Oh yes, and I have also looked at birds.
My walkabout today was in aim of finding grassland birds not commonly encountered in the city. Unfortunately, some species that used to be a shoe-in at the Olde Homestead are now absent – notably Bobolinks. Eventually, between the frustration of seeing nothing but Field Sparrows and the discovery that one of my usual routes through the fields is now so overgrown that bushwacking it would invite the fate of becoming a tick buffet, I took to the woods instead.
The woods I took to are quite near the spot where I got my life Hooded Warblers last summer, and given the title of the post, I’m sure you can figure out what ensued. I saw no less than five individuals of that species (given the amount of moving around they were doing, there may have been more) of which two were females, one was a male singing in suitable breeding territory, and one was a male gathering food. Promising, no?

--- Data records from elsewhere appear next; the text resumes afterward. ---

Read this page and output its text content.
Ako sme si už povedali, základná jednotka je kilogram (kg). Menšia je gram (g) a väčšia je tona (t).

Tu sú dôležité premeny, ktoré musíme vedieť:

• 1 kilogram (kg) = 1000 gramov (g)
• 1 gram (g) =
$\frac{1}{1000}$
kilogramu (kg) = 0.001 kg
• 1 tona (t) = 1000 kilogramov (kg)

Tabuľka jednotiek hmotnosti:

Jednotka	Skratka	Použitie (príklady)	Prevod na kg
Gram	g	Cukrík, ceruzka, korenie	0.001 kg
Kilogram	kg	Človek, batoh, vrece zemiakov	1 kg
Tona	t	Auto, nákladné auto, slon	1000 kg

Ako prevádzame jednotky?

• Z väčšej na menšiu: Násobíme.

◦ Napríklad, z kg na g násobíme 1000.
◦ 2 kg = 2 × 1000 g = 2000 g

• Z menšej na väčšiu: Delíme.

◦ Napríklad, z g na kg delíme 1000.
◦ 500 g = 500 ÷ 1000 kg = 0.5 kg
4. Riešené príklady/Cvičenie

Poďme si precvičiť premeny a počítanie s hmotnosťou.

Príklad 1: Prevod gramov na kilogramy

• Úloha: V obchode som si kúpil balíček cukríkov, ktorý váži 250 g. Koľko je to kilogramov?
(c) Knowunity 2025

You may wonder why, given this plethora of Hooded Warblers on the very farm where I lived from the age of nothing to the age of 18, how I managed to turn 30 without one on my life list. I wondered too! I have three hypotheses, none of which are mutually exclusive:
1. I’ve changed. As a teenager, I had a big problem (actually, I had lots of big problems, including hormones, my personality, acne, and no driver’s license, but I’m speaking here of problems specifically pertaining to birding): I was intensely allergic to biting insects. A mosquito bite that would give a normal person a single red, itchy bump would give my hives all up and down my arm for several hours. Because of this little issue, I was understandably reluctant to do a lot of birding in damp woods in the spring and summer, which resulted in the entire warbler section of my life list being seriously underpowered until I moved to NYC and discovered the wonder of spring in the Ramble at Central Park. Over time, my immune system has mellowed out and I now face down bugs that I once feared with impunity, allowing me to cover the woodland habitats of the Olde Homestead more thoroughly.
2. The Homestead has changed. Specifically, two things have happened to that particular woodlot to make it more Hooded Warbler-friendly. Several years ago, my family stopped raising livestock, and since then most of the former pasture areas have become overgrown; as a result there are many fewer Brown-headed Cowbirds around. Hooded Warblers are a species that suffers frequently from Cowbird nest parasitism. In addition, a few years back my family did some maple sugaring in that specific area, and in doing so opened up a tractor path into the woods; since then, the path and nearby open areas have acquired the sort of dense shrubby undergrowth that Hoodies favor for nesting.
3. The world has changed. Species expand and contract their ranges all the time. Sometimes this is very dramatic (bears!) and sometimes it’s only noticeable to the close observer (my mother now gets Tufted Titmice at her feeders in the winter, which never happened when I was a kid). While I, like everyone who is paying attention, tend to get very depressed about the fate of birds in general and Neotropical songbirds in particular, the Hooded Warbler is in fact believed to be doing quite well at the moment, even increasing its population (perhaps in part because a lot of other old homesteads beside the Olde Homestead are running more to shrubs than pastures in the northeastern U.S. these days.)
No matter why, though, I was delighted to see these beautiful birds in such abundance, and I hope they’ll grace the Olde Homestead for many years to come.